Este tributo federal é recolhido apenas pelas operadoras móveis, portanto, pelo raciocínio de Cox, as condições para a oferta da banda larga popular são desiguais. Segundo o site da consultoria Teleco, o Fistel tem como objetivo custear as despesas do Governo Federal para fiscalizar os serviços de telecomunicações e o desenvolvimento de novos meios e técnicas para garantir essa fiscalização. O tributo incide sobre o número de estações radiobase licenciadas pelas empresas.
"Tirando o Fistel, as condições ficam equânimes e as condições para a oferta desse serviço começam a se viabilizar.

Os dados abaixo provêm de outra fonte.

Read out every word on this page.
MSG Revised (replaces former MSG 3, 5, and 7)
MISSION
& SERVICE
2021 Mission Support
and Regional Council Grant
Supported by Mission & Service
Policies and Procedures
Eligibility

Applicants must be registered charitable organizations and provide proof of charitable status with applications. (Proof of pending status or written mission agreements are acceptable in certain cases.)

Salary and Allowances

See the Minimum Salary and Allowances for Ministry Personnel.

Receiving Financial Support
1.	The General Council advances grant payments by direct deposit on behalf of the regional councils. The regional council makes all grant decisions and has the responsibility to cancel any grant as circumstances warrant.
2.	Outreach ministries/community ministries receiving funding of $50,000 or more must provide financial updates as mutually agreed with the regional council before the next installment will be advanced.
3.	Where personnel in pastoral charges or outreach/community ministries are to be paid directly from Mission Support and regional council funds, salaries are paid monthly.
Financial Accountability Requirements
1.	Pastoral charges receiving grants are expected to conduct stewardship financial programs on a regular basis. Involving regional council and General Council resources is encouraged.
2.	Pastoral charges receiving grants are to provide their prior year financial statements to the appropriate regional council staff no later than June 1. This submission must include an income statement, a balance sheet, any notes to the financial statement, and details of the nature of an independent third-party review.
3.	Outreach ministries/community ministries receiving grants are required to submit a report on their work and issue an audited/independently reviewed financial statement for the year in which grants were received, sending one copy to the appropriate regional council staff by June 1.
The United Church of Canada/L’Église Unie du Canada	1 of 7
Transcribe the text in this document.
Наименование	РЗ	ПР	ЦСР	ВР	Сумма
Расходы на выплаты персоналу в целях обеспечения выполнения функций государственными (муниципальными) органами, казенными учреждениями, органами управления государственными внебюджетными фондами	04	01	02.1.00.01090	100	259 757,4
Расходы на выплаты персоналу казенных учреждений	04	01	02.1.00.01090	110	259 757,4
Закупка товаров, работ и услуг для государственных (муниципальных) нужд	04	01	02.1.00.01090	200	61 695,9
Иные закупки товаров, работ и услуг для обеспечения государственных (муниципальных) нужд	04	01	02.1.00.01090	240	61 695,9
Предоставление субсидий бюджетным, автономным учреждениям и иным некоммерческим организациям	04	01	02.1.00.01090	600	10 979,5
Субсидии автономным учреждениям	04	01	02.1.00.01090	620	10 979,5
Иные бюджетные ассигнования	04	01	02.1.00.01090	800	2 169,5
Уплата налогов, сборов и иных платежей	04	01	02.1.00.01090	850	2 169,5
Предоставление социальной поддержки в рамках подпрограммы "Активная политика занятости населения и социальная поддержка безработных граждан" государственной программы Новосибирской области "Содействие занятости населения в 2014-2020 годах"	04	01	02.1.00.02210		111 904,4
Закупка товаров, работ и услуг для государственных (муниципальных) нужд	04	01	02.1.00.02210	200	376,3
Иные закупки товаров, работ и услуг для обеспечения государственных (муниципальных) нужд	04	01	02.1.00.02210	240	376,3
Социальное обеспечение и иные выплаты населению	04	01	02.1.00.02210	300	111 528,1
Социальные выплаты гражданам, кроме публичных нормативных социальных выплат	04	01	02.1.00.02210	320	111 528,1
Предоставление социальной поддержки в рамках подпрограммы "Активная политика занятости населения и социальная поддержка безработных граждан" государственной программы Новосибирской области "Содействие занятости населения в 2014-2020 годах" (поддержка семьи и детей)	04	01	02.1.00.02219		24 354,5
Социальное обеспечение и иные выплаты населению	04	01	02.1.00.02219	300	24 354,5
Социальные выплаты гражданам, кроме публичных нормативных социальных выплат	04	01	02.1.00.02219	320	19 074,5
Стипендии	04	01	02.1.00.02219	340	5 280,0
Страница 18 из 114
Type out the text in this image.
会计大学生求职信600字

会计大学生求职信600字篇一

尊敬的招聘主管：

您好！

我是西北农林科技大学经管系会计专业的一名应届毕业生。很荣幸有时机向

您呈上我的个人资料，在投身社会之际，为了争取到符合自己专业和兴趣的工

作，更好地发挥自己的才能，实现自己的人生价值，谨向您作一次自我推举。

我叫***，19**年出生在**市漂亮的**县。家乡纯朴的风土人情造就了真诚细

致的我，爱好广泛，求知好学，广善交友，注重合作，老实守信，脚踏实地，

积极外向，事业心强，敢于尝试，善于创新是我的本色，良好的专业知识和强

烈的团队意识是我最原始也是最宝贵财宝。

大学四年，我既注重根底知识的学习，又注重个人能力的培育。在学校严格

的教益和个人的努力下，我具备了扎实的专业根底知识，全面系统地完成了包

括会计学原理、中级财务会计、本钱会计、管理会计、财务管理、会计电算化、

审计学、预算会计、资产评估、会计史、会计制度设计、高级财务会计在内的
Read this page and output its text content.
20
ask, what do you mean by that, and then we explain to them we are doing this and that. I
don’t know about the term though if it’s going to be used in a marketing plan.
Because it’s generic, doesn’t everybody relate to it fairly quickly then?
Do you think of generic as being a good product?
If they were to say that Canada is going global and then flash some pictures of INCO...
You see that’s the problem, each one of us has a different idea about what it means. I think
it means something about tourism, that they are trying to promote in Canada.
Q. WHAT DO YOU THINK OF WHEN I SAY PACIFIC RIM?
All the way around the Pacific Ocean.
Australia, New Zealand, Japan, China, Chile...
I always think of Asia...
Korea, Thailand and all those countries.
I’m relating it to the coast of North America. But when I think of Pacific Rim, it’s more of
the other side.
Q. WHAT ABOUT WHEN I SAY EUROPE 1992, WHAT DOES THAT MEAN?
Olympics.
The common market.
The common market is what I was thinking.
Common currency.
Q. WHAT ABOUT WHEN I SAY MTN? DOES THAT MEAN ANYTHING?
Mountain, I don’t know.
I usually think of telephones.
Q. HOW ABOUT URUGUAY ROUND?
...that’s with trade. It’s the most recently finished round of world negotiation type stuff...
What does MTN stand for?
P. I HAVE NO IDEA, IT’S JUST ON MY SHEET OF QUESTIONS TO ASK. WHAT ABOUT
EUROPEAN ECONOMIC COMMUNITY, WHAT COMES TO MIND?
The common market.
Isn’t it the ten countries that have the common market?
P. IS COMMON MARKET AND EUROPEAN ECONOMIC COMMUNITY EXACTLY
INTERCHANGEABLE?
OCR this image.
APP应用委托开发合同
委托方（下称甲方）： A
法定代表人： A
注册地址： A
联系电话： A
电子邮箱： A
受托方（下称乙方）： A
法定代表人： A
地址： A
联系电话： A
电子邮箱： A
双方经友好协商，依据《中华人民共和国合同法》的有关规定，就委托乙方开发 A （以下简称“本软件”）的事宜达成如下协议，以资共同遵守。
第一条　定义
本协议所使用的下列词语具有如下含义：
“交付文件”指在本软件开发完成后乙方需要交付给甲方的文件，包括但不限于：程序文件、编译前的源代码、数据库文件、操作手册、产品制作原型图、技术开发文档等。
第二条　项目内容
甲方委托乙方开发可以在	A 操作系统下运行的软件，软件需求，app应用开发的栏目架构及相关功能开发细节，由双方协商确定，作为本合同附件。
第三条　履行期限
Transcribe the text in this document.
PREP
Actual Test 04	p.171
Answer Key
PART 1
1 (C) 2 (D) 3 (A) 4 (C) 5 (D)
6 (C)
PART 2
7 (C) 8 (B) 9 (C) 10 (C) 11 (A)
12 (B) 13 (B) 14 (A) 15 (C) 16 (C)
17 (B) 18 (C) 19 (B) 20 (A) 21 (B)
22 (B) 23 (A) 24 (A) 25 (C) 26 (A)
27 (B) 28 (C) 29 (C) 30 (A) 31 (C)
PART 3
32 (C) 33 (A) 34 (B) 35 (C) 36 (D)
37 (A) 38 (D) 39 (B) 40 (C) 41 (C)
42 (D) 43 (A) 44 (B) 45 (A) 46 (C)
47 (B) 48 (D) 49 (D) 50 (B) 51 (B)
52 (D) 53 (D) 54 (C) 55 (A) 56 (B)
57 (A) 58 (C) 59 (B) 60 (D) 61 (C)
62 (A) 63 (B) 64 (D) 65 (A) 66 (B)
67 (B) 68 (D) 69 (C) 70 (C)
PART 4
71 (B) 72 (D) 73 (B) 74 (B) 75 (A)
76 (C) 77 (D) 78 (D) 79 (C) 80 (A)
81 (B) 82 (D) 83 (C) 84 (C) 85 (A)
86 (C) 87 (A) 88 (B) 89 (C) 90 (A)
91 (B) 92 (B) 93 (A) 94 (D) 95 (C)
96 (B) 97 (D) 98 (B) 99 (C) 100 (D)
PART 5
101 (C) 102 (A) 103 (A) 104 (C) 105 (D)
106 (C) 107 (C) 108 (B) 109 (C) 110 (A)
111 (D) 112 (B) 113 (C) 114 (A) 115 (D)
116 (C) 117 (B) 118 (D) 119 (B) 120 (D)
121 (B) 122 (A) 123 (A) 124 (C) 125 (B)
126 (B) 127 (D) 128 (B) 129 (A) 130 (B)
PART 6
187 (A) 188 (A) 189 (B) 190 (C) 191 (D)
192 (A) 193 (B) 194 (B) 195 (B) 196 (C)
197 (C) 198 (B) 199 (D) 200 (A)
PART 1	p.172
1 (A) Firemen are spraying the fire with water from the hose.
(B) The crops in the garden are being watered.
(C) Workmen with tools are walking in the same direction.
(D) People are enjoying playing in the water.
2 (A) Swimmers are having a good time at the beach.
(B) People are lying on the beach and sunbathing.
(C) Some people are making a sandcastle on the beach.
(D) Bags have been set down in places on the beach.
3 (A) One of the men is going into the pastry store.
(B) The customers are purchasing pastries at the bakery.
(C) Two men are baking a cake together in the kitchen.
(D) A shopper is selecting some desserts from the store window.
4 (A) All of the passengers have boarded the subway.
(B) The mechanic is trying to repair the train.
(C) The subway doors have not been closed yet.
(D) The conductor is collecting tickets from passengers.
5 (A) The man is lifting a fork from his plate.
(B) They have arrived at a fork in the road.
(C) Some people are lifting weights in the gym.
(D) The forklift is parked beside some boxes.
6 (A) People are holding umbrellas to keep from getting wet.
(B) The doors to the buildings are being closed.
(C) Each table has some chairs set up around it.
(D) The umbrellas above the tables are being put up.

Endereçar o tema é imperativo para fixas e móveis terem as mesmas condições", diz o presidente da Claro.
O programa banda larga popular foi anunciado pelo governador do Estado de São Paulo, José Serra, durante a Futurecom em meados de outubro. O decreto estabelece que ofertas de banda larga com velocidades entre 200 kbps e 1Mbps que incluam modem, serviço de banda larga e provedor de acesso à internet, terão isenção de ICMS no Estado de São Paulo. Por enquanto, apenas a Telefônica apresentou sua oferta de banda larga popular.